Averroès se méfiait à juste titre des masses populaires mais il resta toujours un juriste musulman pur et dur qui voulait le bien de la communauté musulmane ( oumma). Averroès préconise d’apporter une correction à la loi lorsque celle-ci est trop générale, conformément à ce que préconise Aristote. Et Averroès note que la loi sur le jihâd est un excellent exemple
que l’on peut donner pour montrer cette correction apportée à la loi.. Le commandement général est d’extirper et d’éradiquer l’adversaire . Mais il y a des circonstances dans lesquelles la paix est préférable à la guerre. « C’est le vulgaire, chez les musulmans, qui s’imagine que le principe aurait une portée universelle , même lorsqu’il n’est pas possible d’anéantir l’adversaire. Cela a de graves dommages. Il faut voir le but de la loi . » Mais à aucun moment Averroès ne met en doute la légitimité du principe.
CONCLUSION
Alors aujourd’hui l’histoire mensongère d’Averroès continue- C’est pourquoi il convient de parler de « mensonge persistant ». Les nouveaux penseurs de l’islam utilisent Averroès comme arme pour rabaisser l’Occident chrétien et faire l’éloge du rationalisme musulman.
Ils oublient de dire que l’histoire officielle musulmane considère Averroès comme un hérétique
Ils oublient de dire qu’Averroès n’a eu aucun disciple arabe.
Les seuls disciples d’Averroès furent les Averroïstes latins et les Averroïstes juifs.
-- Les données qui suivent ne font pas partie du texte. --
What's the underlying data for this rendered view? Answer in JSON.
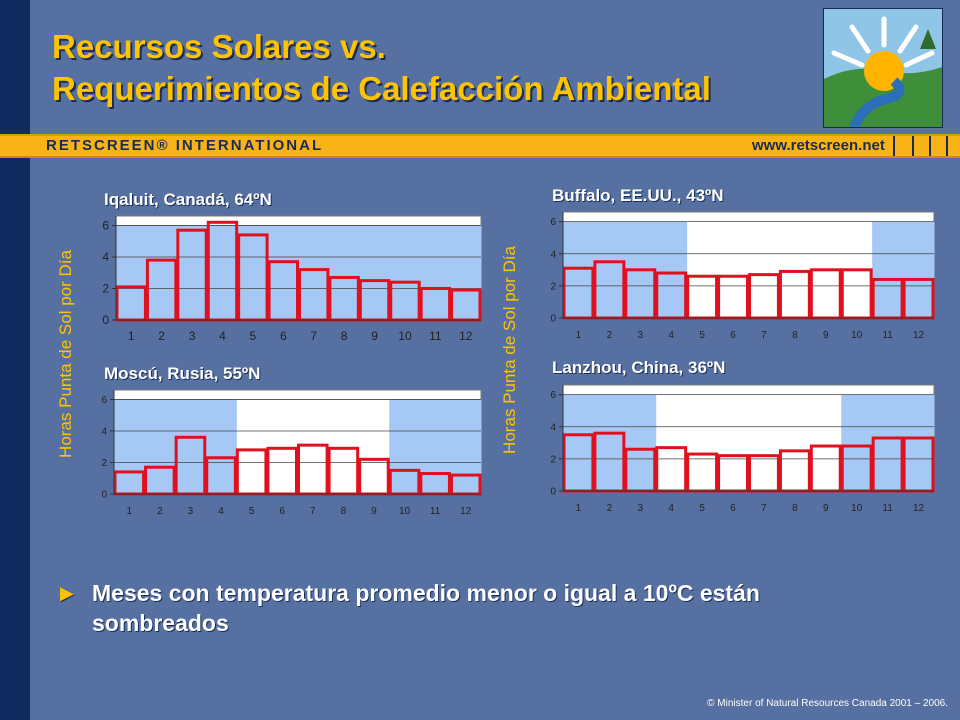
{
  "title": {
    "line1": "Recursos Solares vs.",
    "line2": "Requerimientos de Calefacción Ambiental"
  },
  "banner": {
    "brand": "RETSCREEN® INTERNATIONAL",
    "url": "www.retscreen.net"
  },
  "y_axis_label": "Horas Punta de Sol por Día",
  "bullet": {
    "icon": "triangle-right-icon",
    "text": "Meses con temperatura promedio menor o igual a 10ºC están sombreados"
  },
  "copyright": "© Minister of Natural Resources Canada 2001 – 2006.",
  "colors": {
    "background": "#5670a2",
    "title": "#ffc400",
    "banner": "#f8b416",
    "shade": "#a6c8f5",
    "bar_outline": "#e0101e"
  },
  "chart_data": [
    {
      "type": "bar",
      "title": "Iqaluit, Canadá, 64ºN",
      "categories": [
        "1",
        "2",
        "3",
        "4",
        "5",
        "6",
        "7",
        "8",
        "9",
        "10",
        "11",
        "12"
      ],
      "values": [
        2.1,
        3.8,
        5.7,
        6.2,
        5.4,
        3.7,
        3.2,
        2.7,
        2.5,
        2.4,
        2.0,
        1.9
      ],
      "shaded_months": [
        1,
        2,
        3,
        4,
        5,
        6,
        7,
        8,
        9,
        10,
        11,
        12
      ],
      "ylim": [
        0,
        6.6
      ],
      "yticks": [
        0,
        2,
        4,
        6
      ],
      "grid": true,
      "ylabel": "Horas Punta de Sol por Día"
    },
    {
      "type": "bar",
      "title": "Moscú, Rusia, 55ºN",
      "categories": [
        "1",
        "2",
        "3",
        "4",
        "5",
        "6",
        "7",
        "8",
        "9",
        "10",
        "11",
        "12"
      ],
      "values": [
        1.4,
        1.7,
        3.6,
        2.3,
        2.8,
        2.9,
        3.1,
        2.9,
        2.2,
        1.5,
        1.3,
        1.2
      ],
      "shaded_months": [
        1,
        2,
        3,
        4,
        10,
        11,
        12
      ],
      "ylim": [
        0,
        6.6
      ],
      "yticks": [
        0,
        2,
        4,
        6
      ],
      "grid": true,
      "ylabel": "Horas Punta de Sol por Día"
    },
    {
      "type": "bar",
      "title": "Buffalo, EE.UU., 43ºN",
      "categories": [
        "1",
        "2",
        "3",
        "4",
        "5",
        "6",
        "7",
        "8",
        "9",
        "10",
        "11",
        "12"
      ],
      "values": [
        3.1,
        3.5,
        3.0,
        2.8,
        2.6,
        2.6,
        2.7,
        2.9,
        3.0,
        3.0,
        2.4,
        2.4
      ],
      "shaded_months": [
        1,
        2,
        3,
        4,
        11,
        12
      ],
      "ylim": [
        0,
        6.6
      ],
      "yticks": [
        0,
        2,
        4,
        6
      ],
      "grid": true,
      "ylabel": "Horas Punta de Sol por Día"
    },
    {
      "type": "bar",
      "title": "Lanzhou, China, 36ºN",
      "categories": [
        "1",
        "2",
        "3",
        "4",
        "5",
        "6",
        "7",
        "8",
        "9",
        "10",
        "11",
        "12"
      ],
      "values": [
        3.5,
        3.6,
        2.6,
        2.7,
        2.3,
        2.2,
        2.2,
        2.5,
        2.8,
        2.8,
        3.3,
        3.3
      ],
      "shaded_months": [
        1,
        2,
        3,
        10,
        11,
        12
      ],
      "ylim": [
        0,
        6.6
      ],
      "yticks": [
        0,
        2,
        4,
        6
      ],
      "grid": true,
      "ylabel": "Horas Punta de Sol por Día"
    }
  ]
}
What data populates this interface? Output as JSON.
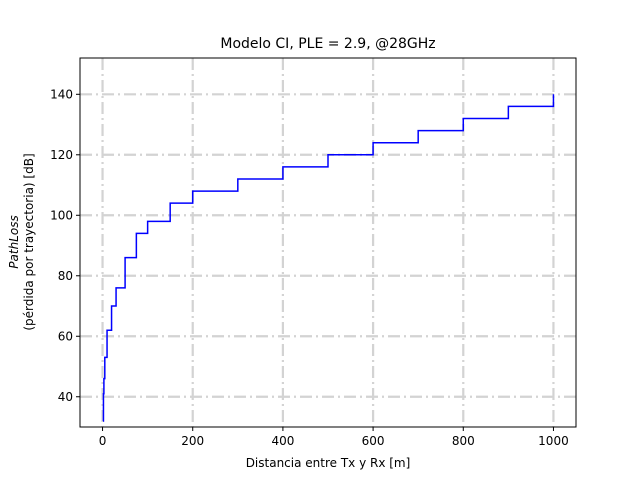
{
  "chart_data": {
    "type": "line",
    "title": "Modelo CI, PLE = 2.9, @28GHz",
    "xlabel": "Distancia entre Tx y Rx [m]",
    "ylabel_line1": "PathLoss",
    "ylabel_line2": "(pérdida por trayectoria) [dB]",
    "xlim": [
      -50,
      1050
    ],
    "ylim": [
      30,
      152
    ],
    "xticks": [
      0,
      200,
      400,
      600,
      800,
      1000
    ],
    "yticks": [
      40,
      60,
      80,
      100,
      120,
      140
    ],
    "grid": true,
    "step": true,
    "series": [
      {
        "color": "#0000ff",
        "x": [
          1,
          2,
          3,
          5,
          10,
          20,
          30,
          50,
          75,
          100,
          150,
          200,
          300,
          400,
          500,
          600,
          700,
          800,
          900,
          1000
        ],
        "y": [
          32,
          41,
          46,
          53,
          62,
          70,
          76,
          86,
          94,
          98,
          104,
          108,
          112,
          116,
          120,
          124,
          128,
          132,
          136,
          140
        ]
      }
    ]
  }
}
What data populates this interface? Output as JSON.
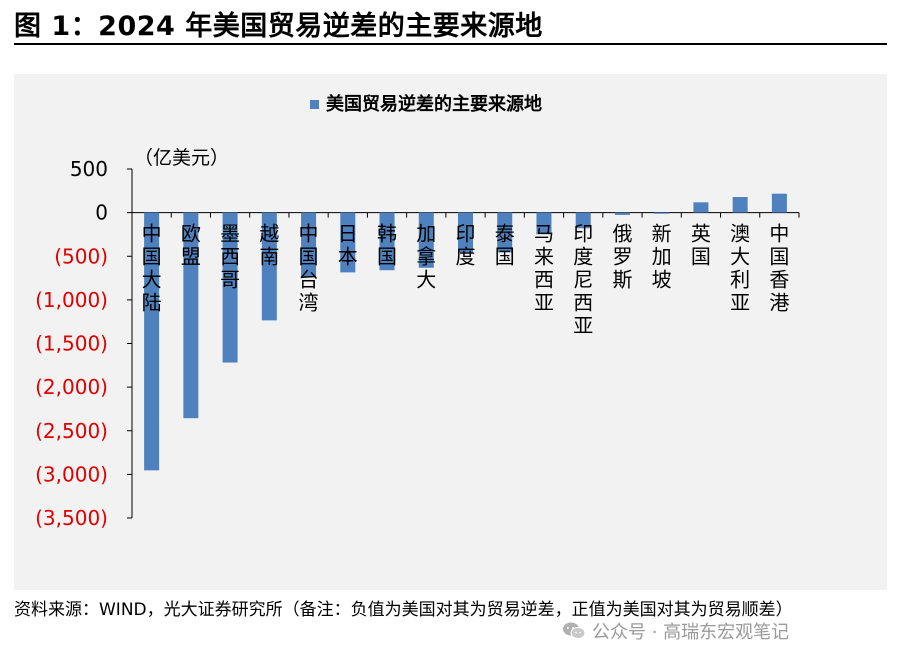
{
  "header": {
    "title": "图 1：2024 年美国贸易逆差的主要来源地"
  },
  "chart_data": {
    "type": "bar",
    "legend": "美国贸易逆差的主要来源地",
    "unit_label": "（亿美元）",
    "categories": [
      "中国大陆",
      "欧盟",
      "墨西哥",
      "越南",
      "中国台湾",
      "日本",
      "韩国",
      "加拿大",
      "印度",
      "泰国",
      "马来西亚",
      "印度尼西亚",
      "俄罗斯",
      "新加坡",
      "英国",
      "澳大利亚",
      "中国香港"
    ],
    "values": [
      -2954,
      -2356,
      -1718,
      -1235,
      -739,
      -685,
      -660,
      -632,
      -457,
      -456,
      -248,
      -179,
      -26,
      -12,
      118,
      179,
      217
    ],
    "ylim": [
      -3500,
      500
    ],
    "yticks": [
      500,
      0,
      -500,
      -1000,
      -1500,
      -2000,
      -2500,
      -3000,
      -3500
    ],
    "ytick_labels": [
      "500",
      "0",
      "(500)",
      "(1,000)",
      "(1,500)",
      "(2,000)",
      "(2,500)",
      "(3,000)",
      "(3,500)"
    ],
    "bar_color": "#4e81bd",
    "negative_tick_color": "#e00000",
    "positive_tick_color": "#000000",
    "grid": false,
    "legend_position": "top"
  },
  "footer": {
    "source": "资料来源：WIND，光大证券研究所（备注：负值为美国对其为贸易逆差，正值为美国对其为贸易顺差）",
    "watermark": "公众号 · 高瑞东宏观笔记",
    "watermark_icon": "wechat-icon"
  }
}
Mais là encore ces derniers ont utilisé Averroès en le déformant. Ils se sont appuyés sur des malentendus historiques. On constate de véritables ajouts, tant dans les éditions latines que dans les manuscrits hébraïques. Sans oublier qu’Averroès ne savait pas le grec et que ses commentaires d’Aristote et de Platon ont été faits à partir de traductions effectuées par des chrétiens orientaux).
La postérité latine et juive d’Averroès est donc une postérité équivoque.
« L’averroïsme » est un nom collectif forgé par Renan. Le Moyen-Age n’a connu que les Averroïstes.
L’averroïsme serait donc une illusion, un mensonge ? Certains n’ont vu sous ce nom qu’un « paganisme typiquement parisien »
Les intellectuels musulmans, aujourd’hui, veulent un « averroïsme arabe ».
L’ « averroïsme arabe fait en effet partie de la revendication, par les intellectuels arabes occidentalisés, de leur patrimoine.
La revendication du patrimoine paraîtrait naturelle s’il n’y avait derrière une idée de revanche sur les occidentaux.
Et ce qui tendrait à le prouver est cette apologie systématique qui aboutit à taire la vraie nature de ce patrimoine.
Averroès ne fut pas celui qu’ils présentent, pas plus qu’Ibn Khaldun. Ce dernier a écrit sur les Arabes des phrases qui le feraient accuser de racisme.
Mais comme Ibn Khaldun est vanté par les occidentaux comme précurseur de la sociologie , les intellectuels musulmans le revendiquent comme faisant partie de leur patrimoine.
La remise à l’honneur , la « redécouverte » d’Averroès se fit toujours à partir de Occident par les occidentaux orientalistes et – dans les pays arabes- cela se fit en fonction du regard de l’occident.
C’est l’Occident qui fut à l’origine de la célébrité d’Averroès L’on peut se demander quel intérêt ont les musulmans à revendiquer un personnage calomnié par l’Eglise, déformé par l’orientalisme dont la célébrité a toujours reposé et repose encore sur des mensonges."